To use latency-based routing, you create a latency resource record set for the EC2 resource in each region that hosts your application. When Amazon Route 53 receives a query for the corresponding domain, it selects the latency resource record set for the EC2 region that gives the end user the lowest latency. Amazon Route 53 then responds with the value associated with that resource record set.
For example, suppose you have Elastic Load Balancing load balancers in the US West (Oregon) region and in the Asia Pacific (Singapore) region and that you've created a latency resource record set in Amazon Route 53 for each load balancer. An end user in London enters the name of your domain in a browser, and the Domain Name System routes your request to a Amazon Route 53 name server. Amazon Route 53 refers to its data on latency between London and the Singapore region and between London and the Oregon region. If latency is lower between London and the Oregon region, Amazon Route 53 responds to the end user's request with the IP address of your load balancer in the Amazon EC2 data center in Oregon. If latency is lower between London and the Singapore region, Amazon Route 53 responds with the IP address of your load balancer in the Amazon EC2 data center in Singapore.
Latency between hosts on the Internet can change over time as a result of changes in network connectivity and routing. Amazon Route 53's latency-based routing is based on latency measurements performed over a period of time, and the measurements reflect these changes. For example, if you have load balancers in the Oregon and San Francisco EC2 regions, an end-user request that is routed to the Oregon region this week might be routed to the San Francisco region next week if latency from the end user to the San Francisco region improves.
You can create latency resource record sets for:
Amazon EC2 instances, with or without Elastic IP addresses.
Elastic Load Balancing load balancers, which balance traffic for Amazon EC2 instances.
You can also create latency resource record sets using any record type that Amazon Route 53 supports except NS or SOA. For information about supported record types, see Supported DNS Resource Record Types.
To create latency resource record sets, perform the following steps:
Create the AWS resources for your application:
If you want to use Elastic Load Balancing load balancers, create one or more load balancers in each Amazon EC2 region in which you want to run your application.
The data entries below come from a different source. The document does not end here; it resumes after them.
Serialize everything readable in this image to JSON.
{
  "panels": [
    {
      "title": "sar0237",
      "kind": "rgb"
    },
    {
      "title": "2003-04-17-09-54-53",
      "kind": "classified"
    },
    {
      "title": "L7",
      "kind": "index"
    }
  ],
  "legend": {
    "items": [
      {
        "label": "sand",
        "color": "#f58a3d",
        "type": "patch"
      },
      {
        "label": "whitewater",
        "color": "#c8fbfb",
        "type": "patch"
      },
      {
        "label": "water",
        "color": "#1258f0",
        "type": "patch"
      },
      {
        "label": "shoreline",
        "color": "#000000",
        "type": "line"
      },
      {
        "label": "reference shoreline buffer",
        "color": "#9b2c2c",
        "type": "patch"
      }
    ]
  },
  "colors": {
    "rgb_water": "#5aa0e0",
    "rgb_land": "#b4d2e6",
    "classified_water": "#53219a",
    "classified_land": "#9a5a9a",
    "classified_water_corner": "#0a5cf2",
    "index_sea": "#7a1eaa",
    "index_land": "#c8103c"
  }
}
For more information, see User Scenarios in the Elastic Load Balancing Developer Guide.
The name you specify when you create a load balancer is the name you'll use when you create a latency resource record set in Amazon Route 53.
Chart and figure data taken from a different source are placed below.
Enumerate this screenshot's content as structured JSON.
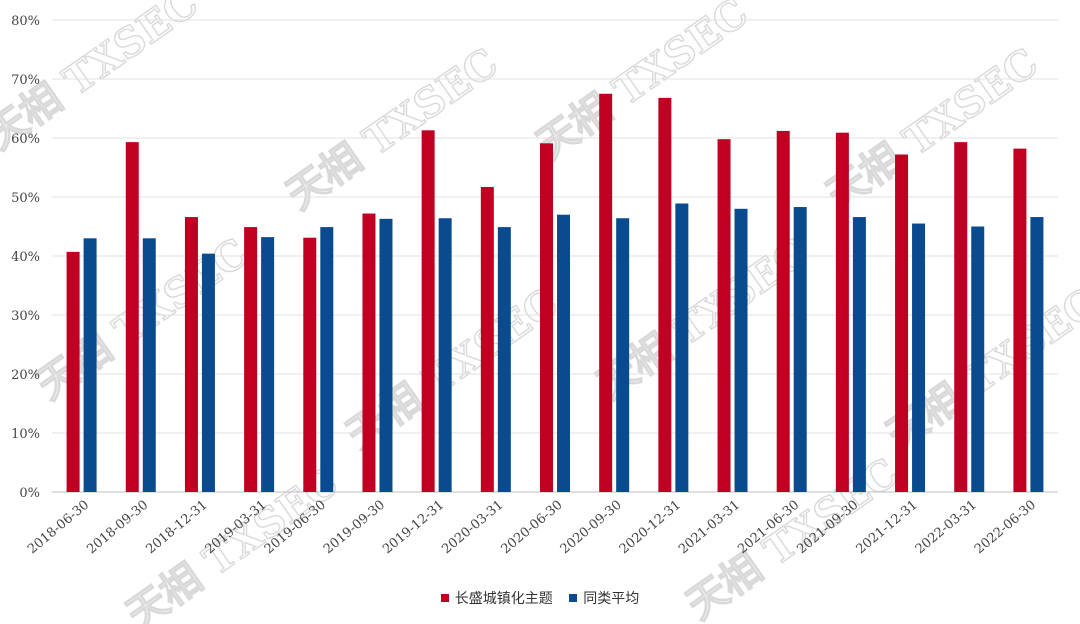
{
  "chart_data": {
    "type": "bar",
    "categories": [
      "2018-06-30",
      "2018-09-30",
      "2018-12-31",
      "2019-03-31",
      "2019-06-30",
      "2019-09-30",
      "2019-12-31",
      "2020-03-31",
      "2020-06-30",
      "2020-09-30",
      "2020-12-31",
      "2021-03-31",
      "2021-06-30",
      "2021-09-30",
      "2021-12-31",
      "2022-03-31",
      "2022-06-30"
    ],
    "series": [
      {
        "name": "长盛城镇化主题",
        "color": "#c00023",
        "values": [
          40.7,
          59.3,
          46.6,
          44.9,
          43.1,
          47.2,
          61.3,
          51.7,
          59.1,
          67.5,
          66.8,
          59.8,
          61.2,
          60.9,
          57.2,
          59.3,
          58.2
        ]
      },
      {
        "name": "同类平均",
        "color": "#0a4b8f",
        "values": [
          43.0,
          43.0,
          40.4,
          43.2,
          44.9,
          46.3,
          46.4,
          44.9,
          47.0,
          46.4,
          48.9,
          48.0,
          48.3,
          46.6,
          45.5,
          45.0,
          46.6
        ]
      }
    ],
    "ylim": [
      0,
      80
    ],
    "yticks": [
      0,
      10,
      20,
      30,
      40,
      50,
      60,
      70,
      80
    ],
    "ytick_labels": [
      "0%",
      "10%",
      "20%",
      "30%",
      "40%",
      "50%",
      "60%",
      "70%",
      "80%"
    ],
    "grid": true,
    "legend_position": "bottom",
    "title": "",
    "xlabel": "",
    "ylabel": ""
  },
  "watermark": {
    "text": "天相 TXSEC"
  }
}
If you want to use Amazon EC2 instances, launch one or more Amazon EC2 instances in each Amazon EC2 region in which you want to run your application. For more information, see the Amazon Elastic Compute Cloud Getting Started Guide.
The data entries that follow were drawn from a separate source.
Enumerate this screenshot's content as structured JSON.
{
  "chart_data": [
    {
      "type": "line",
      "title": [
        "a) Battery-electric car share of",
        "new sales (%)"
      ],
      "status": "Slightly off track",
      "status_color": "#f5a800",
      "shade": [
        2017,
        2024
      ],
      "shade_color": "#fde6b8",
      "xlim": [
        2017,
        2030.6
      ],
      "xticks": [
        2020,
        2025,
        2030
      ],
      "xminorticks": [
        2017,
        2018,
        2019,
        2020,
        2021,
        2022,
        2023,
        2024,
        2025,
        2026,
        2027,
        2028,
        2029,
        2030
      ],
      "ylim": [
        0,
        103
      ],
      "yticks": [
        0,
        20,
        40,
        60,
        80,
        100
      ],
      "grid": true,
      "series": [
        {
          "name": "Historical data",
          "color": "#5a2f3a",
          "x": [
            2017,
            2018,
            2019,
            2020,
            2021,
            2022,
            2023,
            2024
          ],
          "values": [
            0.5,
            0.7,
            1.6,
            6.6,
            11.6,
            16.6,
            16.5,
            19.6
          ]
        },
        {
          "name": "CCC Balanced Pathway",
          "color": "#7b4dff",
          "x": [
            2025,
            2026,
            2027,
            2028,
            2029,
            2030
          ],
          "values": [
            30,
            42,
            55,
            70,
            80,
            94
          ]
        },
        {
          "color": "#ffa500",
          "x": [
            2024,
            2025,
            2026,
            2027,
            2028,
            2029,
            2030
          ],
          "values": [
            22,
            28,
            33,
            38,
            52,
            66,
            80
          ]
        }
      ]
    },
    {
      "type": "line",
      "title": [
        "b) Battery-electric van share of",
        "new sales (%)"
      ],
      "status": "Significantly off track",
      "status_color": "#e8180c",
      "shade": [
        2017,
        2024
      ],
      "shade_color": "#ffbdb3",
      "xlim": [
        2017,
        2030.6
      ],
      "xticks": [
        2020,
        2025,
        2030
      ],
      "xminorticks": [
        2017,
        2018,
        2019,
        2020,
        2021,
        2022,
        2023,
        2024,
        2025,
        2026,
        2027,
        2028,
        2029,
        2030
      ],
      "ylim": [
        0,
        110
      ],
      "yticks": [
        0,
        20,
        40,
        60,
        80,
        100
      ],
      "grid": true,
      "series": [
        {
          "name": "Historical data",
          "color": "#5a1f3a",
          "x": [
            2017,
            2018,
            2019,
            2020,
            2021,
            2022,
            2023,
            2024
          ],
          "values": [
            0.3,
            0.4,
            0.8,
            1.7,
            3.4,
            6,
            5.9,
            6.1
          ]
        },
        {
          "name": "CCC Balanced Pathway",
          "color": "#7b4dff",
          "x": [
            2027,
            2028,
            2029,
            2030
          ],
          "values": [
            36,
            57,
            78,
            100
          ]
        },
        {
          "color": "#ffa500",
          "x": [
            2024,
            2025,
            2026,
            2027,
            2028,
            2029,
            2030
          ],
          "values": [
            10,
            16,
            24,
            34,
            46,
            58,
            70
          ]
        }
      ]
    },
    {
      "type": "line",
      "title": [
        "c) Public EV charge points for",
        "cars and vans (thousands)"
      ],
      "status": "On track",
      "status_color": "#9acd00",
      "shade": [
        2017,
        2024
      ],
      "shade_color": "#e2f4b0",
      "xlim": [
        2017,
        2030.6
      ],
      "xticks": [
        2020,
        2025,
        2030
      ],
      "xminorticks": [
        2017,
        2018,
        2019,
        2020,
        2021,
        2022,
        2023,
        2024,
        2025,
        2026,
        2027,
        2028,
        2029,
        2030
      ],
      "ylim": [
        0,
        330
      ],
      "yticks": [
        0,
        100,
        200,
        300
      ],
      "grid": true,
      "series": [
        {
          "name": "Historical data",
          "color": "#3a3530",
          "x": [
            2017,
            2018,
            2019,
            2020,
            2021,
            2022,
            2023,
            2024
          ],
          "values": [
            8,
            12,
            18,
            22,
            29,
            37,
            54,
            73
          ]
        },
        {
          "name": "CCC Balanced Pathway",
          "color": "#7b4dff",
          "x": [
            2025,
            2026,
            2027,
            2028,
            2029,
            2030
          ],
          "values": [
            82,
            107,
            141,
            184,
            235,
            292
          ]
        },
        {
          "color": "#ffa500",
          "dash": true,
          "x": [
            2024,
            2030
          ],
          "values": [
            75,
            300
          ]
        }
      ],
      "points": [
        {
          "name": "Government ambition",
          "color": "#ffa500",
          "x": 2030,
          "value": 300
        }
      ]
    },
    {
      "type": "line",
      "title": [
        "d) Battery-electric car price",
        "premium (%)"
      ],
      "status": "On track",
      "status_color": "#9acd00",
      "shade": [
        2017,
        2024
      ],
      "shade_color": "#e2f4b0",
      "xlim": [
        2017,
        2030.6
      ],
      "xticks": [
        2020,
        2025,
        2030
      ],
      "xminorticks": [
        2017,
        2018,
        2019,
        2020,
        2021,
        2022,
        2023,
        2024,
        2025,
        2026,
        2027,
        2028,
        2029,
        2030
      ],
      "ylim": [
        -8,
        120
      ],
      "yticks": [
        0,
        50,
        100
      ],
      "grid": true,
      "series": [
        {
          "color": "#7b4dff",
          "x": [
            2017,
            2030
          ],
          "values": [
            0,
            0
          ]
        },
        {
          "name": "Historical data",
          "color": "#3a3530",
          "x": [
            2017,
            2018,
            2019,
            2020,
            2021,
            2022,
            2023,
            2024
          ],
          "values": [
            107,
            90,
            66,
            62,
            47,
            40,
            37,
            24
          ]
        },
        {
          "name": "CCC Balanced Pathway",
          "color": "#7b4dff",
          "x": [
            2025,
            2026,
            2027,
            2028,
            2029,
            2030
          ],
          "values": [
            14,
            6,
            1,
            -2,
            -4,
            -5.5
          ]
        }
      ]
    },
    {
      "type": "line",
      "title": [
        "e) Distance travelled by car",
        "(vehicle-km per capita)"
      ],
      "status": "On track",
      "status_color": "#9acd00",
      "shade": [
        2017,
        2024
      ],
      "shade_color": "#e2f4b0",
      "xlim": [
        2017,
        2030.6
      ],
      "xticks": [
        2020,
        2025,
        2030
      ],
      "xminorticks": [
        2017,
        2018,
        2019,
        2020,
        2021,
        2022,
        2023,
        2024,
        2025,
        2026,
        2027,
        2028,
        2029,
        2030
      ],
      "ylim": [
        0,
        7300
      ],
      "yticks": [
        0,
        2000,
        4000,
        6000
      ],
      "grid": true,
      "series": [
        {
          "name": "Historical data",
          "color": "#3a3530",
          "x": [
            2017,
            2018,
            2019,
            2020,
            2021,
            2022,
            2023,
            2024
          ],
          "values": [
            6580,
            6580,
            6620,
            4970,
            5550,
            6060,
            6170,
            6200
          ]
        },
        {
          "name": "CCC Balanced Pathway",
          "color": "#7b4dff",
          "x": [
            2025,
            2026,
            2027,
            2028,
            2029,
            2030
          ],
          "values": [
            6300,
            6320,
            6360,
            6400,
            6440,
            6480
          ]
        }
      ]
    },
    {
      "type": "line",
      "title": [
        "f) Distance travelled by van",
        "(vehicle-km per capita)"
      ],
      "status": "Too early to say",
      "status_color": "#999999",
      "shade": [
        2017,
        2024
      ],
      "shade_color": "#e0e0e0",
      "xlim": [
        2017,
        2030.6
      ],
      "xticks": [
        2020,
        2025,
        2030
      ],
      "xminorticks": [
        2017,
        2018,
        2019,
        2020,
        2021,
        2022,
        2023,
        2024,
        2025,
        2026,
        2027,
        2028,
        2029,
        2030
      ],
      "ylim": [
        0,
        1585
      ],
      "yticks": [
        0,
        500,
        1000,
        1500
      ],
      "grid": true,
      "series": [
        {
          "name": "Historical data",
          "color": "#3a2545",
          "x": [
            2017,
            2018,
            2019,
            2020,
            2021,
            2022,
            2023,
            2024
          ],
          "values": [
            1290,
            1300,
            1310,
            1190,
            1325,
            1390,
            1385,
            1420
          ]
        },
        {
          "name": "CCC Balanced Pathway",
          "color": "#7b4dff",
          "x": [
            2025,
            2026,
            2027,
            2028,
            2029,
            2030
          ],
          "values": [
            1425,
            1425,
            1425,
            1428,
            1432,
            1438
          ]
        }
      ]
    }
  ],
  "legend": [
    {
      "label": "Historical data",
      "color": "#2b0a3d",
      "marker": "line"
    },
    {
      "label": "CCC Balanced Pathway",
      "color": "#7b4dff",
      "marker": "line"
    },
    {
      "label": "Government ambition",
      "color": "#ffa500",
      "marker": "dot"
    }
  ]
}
We recommend that you assign Elastic IP addresses to your Amazon EC2 instances to ensure that the IP addresses don't change.
Create latency resource record sets in your hosted zone. The procedures in this chapter explain how to create latency resource record sets for the most common use cases, Elastic Load Balancing load balancers and Amazon EC2 instances that are associated with Elastic IP addresses. For information about how to create latency resource record sets using the Amazon Route 53 API, see POST ChangeResourceRecordSets in the Amazon Route 53 API Reference.